NOTE: if the artwork is eventually sold, and has been depreciated for tax purposes, this must be taken into account. Following the example above, say that in 2024, the artwork, which has been depreciated by $4,240 to a value of $5,760, is sold by the business for $8,000. According to what has been reported to the CRA, the value of this artwork was $5,760. Since it sold for $8,000, the business who sold the art now owes the CRA tax on the income, which is calculated as the difference between the depreciated value of the asset ($5,760) and the realized value of the asset ($8,000). That means $2,240 of income would need to be reported to the CRA for the 2024 tax year, against which income tax would be applied.
Designated Immediate Expensing Property (DIEP)
This will be the last CRA acronym we tackle in this report – but it is an important one!
On April 19, 2021, the Canada Government announced new rules under “DIEP”, which allows for immediate expensing (100% write off in the year of purchase) of designated capital assets (including Class 8 capital assets) acquired and in use from the following dates:
- For Canadian corporations: April 19, 2021 – December 31, 2023.
- For Canadian unincorporated businesses operated by individuals and partnerships (but not trusts): January 1, 2022 – December 31, 2024.
What does that mean?!? Instead of depreciating artworks at 20% yearly for tax purposes, as outlined in detail in the previous section, under the new rules, businesses are permitted to deduct 100% of the artwork value as a business expense — as long as all the previous criteria outlined in this report are adhered to.
In other words, if you’re reading this in 2023, take advantage of this while you can!! We can not yet say how the rules will be changed in 2024 and onwards.

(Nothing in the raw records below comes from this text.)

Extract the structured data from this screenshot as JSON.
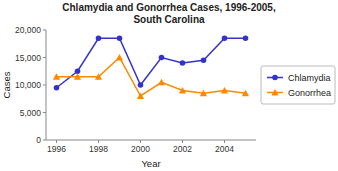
{
  "chart_data": {
    "type": "line",
    "title": "Chlamydia and Gonorrhea Cases, 1996-2005,\nSouth Carolina",
    "xlabel": "Year",
    "ylabel": "Cases",
    "x": [
      1996,
      1997,
      1998,
      1999,
      2000,
      2001,
      2002,
      2003,
      2004,
      2005
    ],
    "series": [
      {
        "name": "Chlamydia",
        "color": "#3333cc",
        "marker": "circle",
        "values": [
          9500,
          12500,
          18500,
          18500,
          10000,
          15000,
          14000,
          14500,
          18500,
          18500
        ]
      },
      {
        "name": "Gonorrhea",
        "color": "#ff8800",
        "marker": "triangle",
        "values": [
          11500,
          11500,
          11500,
          15000,
          8000,
          10500,
          9000,
          8500,
          9000,
          8500
        ]
      }
    ],
    "xlim": [
      1995.5,
      2005.5
    ],
    "xticks": [
      1996,
      1998,
      2000,
      2002,
      2004
    ],
    "ylim": [
      0,
      20000
    ],
    "yticks": [
      0,
      {
        "value": 5000,
        "label": "5,000"
      },
      {
        "value": 10000,
        "label": "10,000"
      },
      {
        "value": 15000,
        "label": "15,000"
      },
      {
        "value": 20000,
        "label": "20,000"
      }
    ],
    "legend": "center right",
    "grid": false
  }
}
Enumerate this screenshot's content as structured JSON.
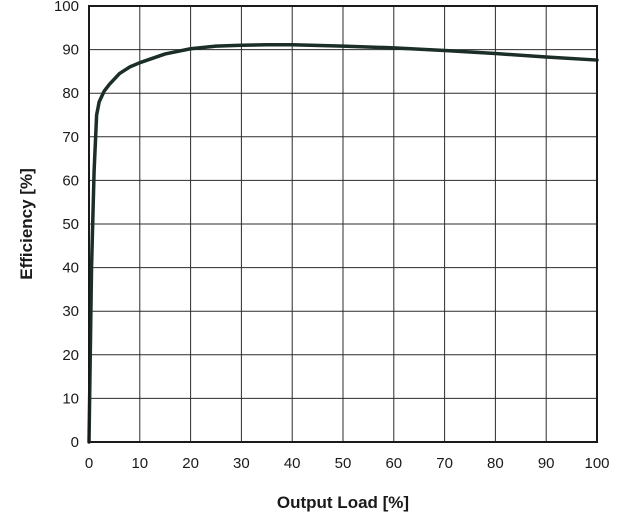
{
  "chart_data": {
    "type": "line",
    "title": "",
    "xlabel": "Output Load [%]",
    "ylabel": "Efficiency [%]",
    "xlim": [
      0,
      100
    ],
    "ylim": [
      0,
      100
    ],
    "x_ticks": [
      0,
      10,
      20,
      30,
      40,
      50,
      60,
      70,
      80,
      90,
      100
    ],
    "y_ticks": [
      0,
      10,
      20,
      30,
      40,
      50,
      60,
      70,
      80,
      90,
      100
    ],
    "grid": true,
    "legend": "none",
    "series": [
      {
        "color": "#1c2e2a",
        "x": [
          0,
          0.5,
          1,
          1.5,
          2,
          3,
          4,
          6,
          8,
          10,
          15,
          20,
          25,
          30,
          35,
          40,
          50,
          60,
          70,
          80,
          90,
          100
        ],
        "y": [
          0,
          40,
          62,
          75,
          78,
          80.5,
          82,
          84.5,
          86,
          87,
          89,
          90.2,
          90.8,
          91,
          91.1,
          91.1,
          90.8,
          90.4,
          89.8,
          89.1,
          88.3,
          87.6
        ]
      }
    ]
  }
}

Artwork by Słavek Pytraczyk
What are the Tax Deduction Rules for Art Rentals?
We almost forgot! Luckily, the answer is straightforward. Art rentals are eligible for tax deductions based on the cost of renting the art, in the exact same way as art purchases are. As long as the criteria outlined throughout this report are met, your monthly (or yearly) art rental fees are a valid tax-deductible business expense. Art rentals are also captured under the DIEP, meaning 100% of the rental fee can be claimed.
At ArtMatch, we firmly believe that art should be acquired because of the inherent value of the art, in the meaning it brings to the life of the artist, and the community / purchaser who gets to enjoy it. The benefits to having great art in your life – whether it is your home, your place of business, or your city – are immeasurable. However, if you need another reason to be convinced of purchasing or renting art by Canadian artists, the tax benefits outlined in this report might be the benefit that allows you to take that leap of faith!
We at ArtMatch are focused on curating an online gallery and providing art consulting services which bring exposure to local artists, within their communities and across Canada. Have a peek at our Canadian artist representation and feel free to shop the collection.
While the information enclosed in this report has been researched and is presented with the intent of accuracy, it is for generic information purposes and should not be considered professional tax advice applicable to all persons or businesses. Income Tax rules have many nuances and exceptions, and we always encourage reaching out to a Chartered Professional Accountant regarding the specifics of your purchase to determine if it will qualify for a deduction.